Keep a special binder to document all the research you have done. All of your handwritten notes, photocopies, clippings, and other documentary evidence should go into the binder. Organize the items by place or person that you obtained the item from. The reason for this is so that if you went back to that place or person for further research, you would know what you previously obtained. Number each item, and put references to these sources in your family information. You will be happy you did several years later when you forget where you got something, especially when you run into conflicting information.

Set Some Standards

Use mixed case in your own records for surnames, but use CAPITALS for surnames in correspondence. Give the maiden name (birth surname) for women. Enclose nicknames, or changed names in double quotes, i.e. " ". Dates are best in the form: 24 JUN 1983. Again, the basic books on Genealogy can help you here.

Keep Private Information Private

Be sensitive to others, and do not record anything anyone would not want to be made public. This may include divorces, adoptions, addresses, phone numbers, or even birthdates. If you must record this information, keep it separate so you will not inadvertently publish it or otherwise give it out.

Making Up a Family Tree

Once you have enough names and several generations, be bold and make up a large wall-chart with all the relatives you know of on it. Let others see it and add to it. Then make small copies that you can carry with you or send out to people.

That should be enough to keep you busy for several months or years. Once you're ready to go further, the rest of my full article will be of interest to you. The additional sections are:

  • 2 - Adding to What You Have
  • 3 - Computerizing
  • 4 - Getting Serious
  • 5 - Making It All Worthwhile

Some things to think about when starting your research:

What are you trying to achieve? To learn about your direct ancestors? To document the family? To discover relatives you might not know of? To learn about history through the lens of your family? Are you interested in the history of your family in the US, or are you also looking for information about your ancestors from the old world as well?

Do you have good sources to start with (e.g., a family bible, a living grandmother), someone else's research that you can use for hints, or are you starting from scratch?

Is there a local genealogical society that you can join? Such a society can be a huge asset when it comes to learning about sources, methods of research, and just for having someone look over your shoulder to make sure you're on the right track.

Finally, as with any new skill, it's important to read about it: books, blogs, Q&A sites like this, etc. even if they are not directly related to your family or ethnicity/nationality. Others examples often serve as inspirations for your own endeavors.

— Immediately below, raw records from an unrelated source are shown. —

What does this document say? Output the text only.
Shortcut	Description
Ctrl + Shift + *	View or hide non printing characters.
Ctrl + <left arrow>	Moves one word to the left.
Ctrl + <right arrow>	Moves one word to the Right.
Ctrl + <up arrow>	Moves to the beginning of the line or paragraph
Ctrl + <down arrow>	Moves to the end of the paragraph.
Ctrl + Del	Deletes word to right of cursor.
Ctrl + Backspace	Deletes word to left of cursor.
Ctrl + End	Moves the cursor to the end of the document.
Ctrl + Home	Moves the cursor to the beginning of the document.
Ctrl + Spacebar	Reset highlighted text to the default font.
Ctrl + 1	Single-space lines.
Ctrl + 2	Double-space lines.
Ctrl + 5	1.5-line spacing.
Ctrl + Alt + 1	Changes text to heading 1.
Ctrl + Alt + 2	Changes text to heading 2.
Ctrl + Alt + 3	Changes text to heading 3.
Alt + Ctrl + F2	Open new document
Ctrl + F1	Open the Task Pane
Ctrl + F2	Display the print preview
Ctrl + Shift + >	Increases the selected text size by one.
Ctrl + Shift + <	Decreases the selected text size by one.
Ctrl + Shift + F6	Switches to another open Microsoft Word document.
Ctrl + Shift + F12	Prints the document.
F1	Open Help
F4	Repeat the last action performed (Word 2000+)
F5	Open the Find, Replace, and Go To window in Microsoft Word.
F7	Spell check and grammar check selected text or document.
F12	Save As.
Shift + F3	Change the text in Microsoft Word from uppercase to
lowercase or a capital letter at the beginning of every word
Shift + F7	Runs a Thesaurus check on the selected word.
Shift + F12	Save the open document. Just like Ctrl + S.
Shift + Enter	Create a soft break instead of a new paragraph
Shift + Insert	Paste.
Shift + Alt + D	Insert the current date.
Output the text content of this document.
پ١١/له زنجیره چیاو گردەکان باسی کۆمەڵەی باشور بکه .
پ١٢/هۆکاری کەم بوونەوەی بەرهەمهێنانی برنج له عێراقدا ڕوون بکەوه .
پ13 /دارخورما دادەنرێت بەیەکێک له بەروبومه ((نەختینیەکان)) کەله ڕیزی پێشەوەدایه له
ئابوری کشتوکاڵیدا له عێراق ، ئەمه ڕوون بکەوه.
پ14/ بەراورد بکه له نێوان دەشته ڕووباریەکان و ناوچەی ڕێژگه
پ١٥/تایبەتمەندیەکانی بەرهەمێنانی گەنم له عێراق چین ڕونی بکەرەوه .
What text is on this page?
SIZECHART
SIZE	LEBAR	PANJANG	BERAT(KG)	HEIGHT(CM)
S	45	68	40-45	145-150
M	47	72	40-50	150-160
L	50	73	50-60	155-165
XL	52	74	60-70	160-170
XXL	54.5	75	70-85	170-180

One of the best places to learn how to do genealogy is Kimberly Powell's blog. Just go to:

How to Begin Tracing Your Family Tree

That will get you off to a very good start in an organized fashion.

  • 4
    While that link may answer the question, it's preferable to post the essential parts of the solution here and provide the link only for further reference. Otherwise, should the link become unavailable in the future, the answer becomes useless.
    – Luke_0
    Jan 13, 2013 at 0:59
  • Luke, it is much more likely that the link to this site will disappear before a link to about.com will. It is also far more likely that Kimberly expressed the essential parts of the solution far better that I ever could. Jan 13, 2013 at 18:36
  • 3
    Could you revisit some of the main points here with the link for reference?
    – Luke_0
    Jan 13, 2013 at 19:29
  • Edited to update Andy's link since Kimberly Powell moved away from About.com to Thought.co several years ago.